Below are some of my favourite bits from the chapter 香港情懷 (Hong Kong State of Mind), where he talks about seemingly mundane happenings—things that I have observed of my second home, but could never put it into words as succinctly as he did—but tells so much about the society.
I had one of those evenings yesterday. I began the night at the hair salon, where a young apprentice named Durex gave me a wash followed by a pampering scalp massage befitting a world-class spa. I can never quite wrap my mind around why people here give themselves such bizarre names as “Concrete,” “Jackal” and “Lazy”, even though Lazy is a perfectly hardworking young lady who takes my order at Starbucks. With names like that, how can they ever expect to be taken seriously in life?

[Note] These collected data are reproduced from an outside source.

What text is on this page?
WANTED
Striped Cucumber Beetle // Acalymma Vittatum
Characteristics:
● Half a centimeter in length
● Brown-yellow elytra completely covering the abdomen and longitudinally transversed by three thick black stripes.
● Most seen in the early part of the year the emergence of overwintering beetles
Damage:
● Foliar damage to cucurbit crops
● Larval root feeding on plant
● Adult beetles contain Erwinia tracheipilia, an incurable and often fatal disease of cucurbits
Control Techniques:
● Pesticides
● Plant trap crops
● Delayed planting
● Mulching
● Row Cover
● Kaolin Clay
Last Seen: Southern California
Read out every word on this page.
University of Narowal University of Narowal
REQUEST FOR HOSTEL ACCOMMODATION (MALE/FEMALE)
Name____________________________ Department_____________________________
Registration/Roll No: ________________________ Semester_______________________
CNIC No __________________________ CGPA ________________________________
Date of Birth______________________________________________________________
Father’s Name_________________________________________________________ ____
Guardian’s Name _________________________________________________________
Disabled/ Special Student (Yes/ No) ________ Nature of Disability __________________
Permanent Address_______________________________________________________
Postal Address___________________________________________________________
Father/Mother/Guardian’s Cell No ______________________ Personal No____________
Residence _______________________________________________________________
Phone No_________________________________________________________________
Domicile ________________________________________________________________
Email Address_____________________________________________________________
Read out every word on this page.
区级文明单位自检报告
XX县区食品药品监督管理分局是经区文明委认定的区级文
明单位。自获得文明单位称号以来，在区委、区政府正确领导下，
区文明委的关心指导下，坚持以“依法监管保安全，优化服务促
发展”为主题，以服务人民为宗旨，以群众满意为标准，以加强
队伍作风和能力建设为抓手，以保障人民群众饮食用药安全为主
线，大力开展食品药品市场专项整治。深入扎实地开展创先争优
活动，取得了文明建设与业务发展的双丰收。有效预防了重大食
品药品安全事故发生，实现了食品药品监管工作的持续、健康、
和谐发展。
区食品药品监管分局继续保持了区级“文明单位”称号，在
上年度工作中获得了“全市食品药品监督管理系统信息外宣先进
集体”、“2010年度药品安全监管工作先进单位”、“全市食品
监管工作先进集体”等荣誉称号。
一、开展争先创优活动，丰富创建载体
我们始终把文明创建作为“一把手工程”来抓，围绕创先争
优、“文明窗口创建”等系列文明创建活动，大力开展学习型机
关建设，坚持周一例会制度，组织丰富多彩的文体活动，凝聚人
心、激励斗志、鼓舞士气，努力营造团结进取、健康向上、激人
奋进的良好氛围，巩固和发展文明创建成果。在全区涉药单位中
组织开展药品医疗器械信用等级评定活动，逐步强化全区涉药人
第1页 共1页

Everyone there, regardless of gender, age and profession, glued their eyes to one of the four flat-screen televisions hung from the ceiling. A Cantonese soap opera was on, the usual plot line about feuding high-society families and conniving children caught in an inheritance battle. Television screens are a relatively recent addition to the local restaurant scene, but it has caught on like wildfire. It started two World Cups ago as a grass-roots movement by citizens who demanded access to soccer games anywhere, any time. The fixtures have remained long after the World Cup has ended. At any given restaurant in the city today, the only sounds you will hear are predictable melodrama dialogues drowned out by a sappy soundtrack. And if the televisions aren’t turned on (during dim sum hours on weekends, for instance), you will find the husband reading the newspaper and the wife talking on the cell phone, while young children exercise their opposable thumbs on the PSP and the Filipino helper finishes every dish on the table. That must be human communication in its most sublime form.
I finished my meal and cleaned my teeth with a toothpick, a habit I took up since I moved here four years ago. It is a private activity on full public display, and the trick is to do it with utter nonchalance.